Troops killed two of the 20 intruders who slipped into the Paramacay base in the central city of Valencia early Sunday, apparently intent on fomenting a military uprising, Maduro said in his weekly broadcast on state television.

One of the invaders was injured, seven captured and 10 got away, the embattled leader said.

"We know where they are headed and all of our military and police force is deployed," Maduro said. He said he would ask for "the maximum penalty for those who participated in this terrorist attack."

The attack came as Venezuela's controversial constitutional assembly is getting down to work, signaling in its initial decrees last week that delegates will target Maduro's foes as he had warned.

The new assembly, whose powers supersede all other branches of government, voted to remove the nation's outspoken chief prosecutor Saturday. On Sunday, Maduro announced that a new "truth commission" created by the assembly had been installed to impose justice on those fueling the unrest that has wracked the country since early April.

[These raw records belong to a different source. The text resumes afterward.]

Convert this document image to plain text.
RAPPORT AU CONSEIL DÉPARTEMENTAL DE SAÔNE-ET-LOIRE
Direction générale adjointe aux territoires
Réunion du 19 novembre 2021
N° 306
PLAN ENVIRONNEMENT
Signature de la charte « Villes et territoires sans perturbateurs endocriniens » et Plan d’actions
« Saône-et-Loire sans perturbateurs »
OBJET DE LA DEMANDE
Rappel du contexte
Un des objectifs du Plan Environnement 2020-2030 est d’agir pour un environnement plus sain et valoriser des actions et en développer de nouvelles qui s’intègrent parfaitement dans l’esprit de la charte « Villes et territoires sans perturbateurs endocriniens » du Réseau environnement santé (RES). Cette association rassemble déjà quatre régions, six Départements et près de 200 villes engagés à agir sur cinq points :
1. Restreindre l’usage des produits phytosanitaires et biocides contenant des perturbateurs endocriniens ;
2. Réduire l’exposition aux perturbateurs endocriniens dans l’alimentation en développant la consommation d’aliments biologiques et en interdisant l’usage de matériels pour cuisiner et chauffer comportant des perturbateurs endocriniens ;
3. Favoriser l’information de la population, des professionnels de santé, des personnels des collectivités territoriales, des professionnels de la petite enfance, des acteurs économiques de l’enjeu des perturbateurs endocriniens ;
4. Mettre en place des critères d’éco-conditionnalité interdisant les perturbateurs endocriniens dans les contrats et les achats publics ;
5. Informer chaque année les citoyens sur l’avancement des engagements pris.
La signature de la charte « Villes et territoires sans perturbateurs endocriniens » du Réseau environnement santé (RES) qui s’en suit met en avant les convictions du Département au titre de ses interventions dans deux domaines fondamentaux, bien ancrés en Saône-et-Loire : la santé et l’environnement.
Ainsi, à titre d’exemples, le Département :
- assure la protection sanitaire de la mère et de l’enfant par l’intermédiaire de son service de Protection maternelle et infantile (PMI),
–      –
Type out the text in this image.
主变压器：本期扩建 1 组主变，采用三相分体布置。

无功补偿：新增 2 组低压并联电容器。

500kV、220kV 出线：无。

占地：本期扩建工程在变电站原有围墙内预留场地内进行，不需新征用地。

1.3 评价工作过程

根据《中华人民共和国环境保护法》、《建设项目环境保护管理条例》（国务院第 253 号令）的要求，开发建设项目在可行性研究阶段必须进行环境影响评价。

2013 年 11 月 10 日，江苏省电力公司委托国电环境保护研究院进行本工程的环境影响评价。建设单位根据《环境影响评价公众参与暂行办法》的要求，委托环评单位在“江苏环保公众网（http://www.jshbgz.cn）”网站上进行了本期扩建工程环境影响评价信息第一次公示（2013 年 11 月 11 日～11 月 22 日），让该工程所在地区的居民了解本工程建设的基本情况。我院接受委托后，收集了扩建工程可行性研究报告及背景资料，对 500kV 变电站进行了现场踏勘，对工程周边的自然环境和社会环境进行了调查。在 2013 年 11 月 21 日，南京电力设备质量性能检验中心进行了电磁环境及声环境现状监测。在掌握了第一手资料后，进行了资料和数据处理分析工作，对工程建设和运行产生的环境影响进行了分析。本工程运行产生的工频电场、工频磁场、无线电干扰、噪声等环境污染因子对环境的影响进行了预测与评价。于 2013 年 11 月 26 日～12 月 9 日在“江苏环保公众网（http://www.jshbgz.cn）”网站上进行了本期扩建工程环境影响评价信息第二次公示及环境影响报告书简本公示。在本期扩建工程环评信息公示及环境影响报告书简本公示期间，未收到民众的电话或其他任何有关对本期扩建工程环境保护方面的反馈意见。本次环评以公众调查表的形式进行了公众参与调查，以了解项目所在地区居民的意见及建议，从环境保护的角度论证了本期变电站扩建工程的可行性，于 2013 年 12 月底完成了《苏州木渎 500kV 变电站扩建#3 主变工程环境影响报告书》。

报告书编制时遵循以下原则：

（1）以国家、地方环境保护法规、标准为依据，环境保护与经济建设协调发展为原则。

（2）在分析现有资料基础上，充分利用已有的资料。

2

The constitutional assembly is expected to meet again Tuesday, while lawmakers in the opposition-controlled National Assembly scheduled their own session for Monday, vowing to continue fulfilling their responsibilities no matter what the assembly might do. Leaders of opposition groups, which boycotted the July 30 assembly election, called for renewed protests on Monday, though turnout at demonstrations has been sparse in recent days.

Residents who live near the army base in Valencia attacked Sunday said they began hearing bursts of gunfire around 4:30 a.m.

A video showing more than a dozen men dressed in military fatigues, some carrying rifles, began circulating widely on social media around that time. In the recording, a man who identified himself as Capt. Juan Caguaripano said the men were members of the military who oppose Maduro's socialist government and called on military units to declare themselves in open rebellion.